Altair SmartWorks Analytics

 

Deployments

General

PySpark models can be deployed just like any other model that has been registered in the Model Registry.

Steps:

  1. Navigate to the Deployments section of the MLOps Node

  2. When configuring your models, your PySpark model

  3. After filling out the rest of the settings, deploy it

Once the model is deployed, you can send requests to it through the REST API. Here is an example of how to do so via curl from the command line:

 

curl -X POST http://localhost:5000/api/v1.0/predictions -H 'Content-Type: application/json' \

    -d '{ "data": { "ndarray": [[5.1,3.5,1.4,0.2], [7.7,3.0,6.1,2.3]], "names": ["sepal_length", "sepal_width", "petal_length", "petal_width"] }, "meta": {"method": "predict_proba"} }'

 

 

Preprocessing

All data is first converted into a pandas DataFrame with column names attached, before being converted to a Spark DataFrame, and then being processed by the model. If the user passes in the list of names, then it will be applied to the columns of the DataFrame. For PySpark models specifically, the user must pass in the list of names.

 

df = pd.DataFrame(X, columns=names)

data = spark_session.createDataFrame(df)

 

 

The choice of whether to return the final predicted labels or the probability of each class is determined based on the meta passed in through the request.
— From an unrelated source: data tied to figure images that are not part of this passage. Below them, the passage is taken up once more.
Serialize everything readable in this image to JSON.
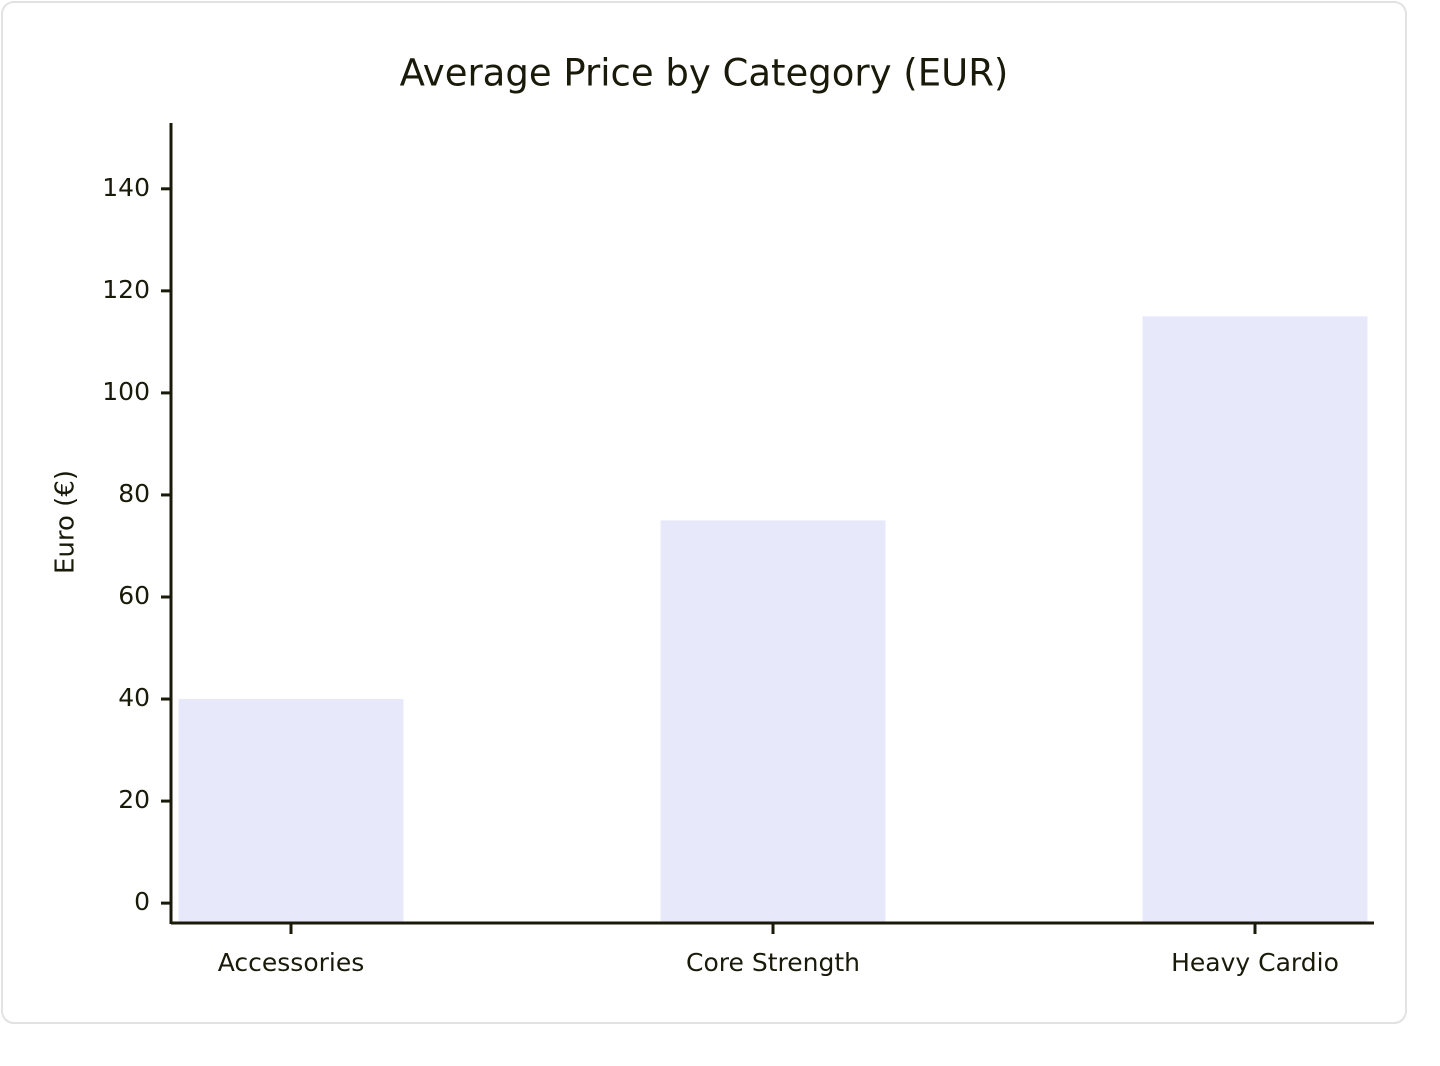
{
  "chart_data": {
    "type": "bar",
    "title": "Average Price by Category (EUR)",
    "y_label": "Euro (€)",
    "categories": [
      "Accessories",
      "Core Strength",
      "Heavy Cardio"
    ],
    "values": [
      40,
      75,
      115
    ],
    "color": "#e8e8fb",
    "ylim": [
      -3.7,
      152.9
    ],
    "yticks": [
      0,
      20,
      40,
      60,
      80,
      100,
      120,
      140
    ],
    "grid": false
  }
}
That is, the meta dictionary will be checked for the method key-value:

If the value of method is predict then the final predicted labels will be returned

If the value of method is predict_proba then the probability of each class will be returned

The default method is always predict.

 

method = self.default_method # The default is "predict"

if meta and isinstance(meta.get("method", 0), str):

    method = meta["method"]

 

 

Predictions

Based on the method chosen by the user, the results of the model will be returned in different ways. In either case, the final result will always be reshaped and returned as a 2D numpy array.

 

preds = self.model.transform(data)

if method == "predict_proba":

    res = [x.probability for x in preds.select("probability").collect()]

else:

    res = [x.prediction for x in preds.select("prediction").collect()]

res_np = np.asarray(res)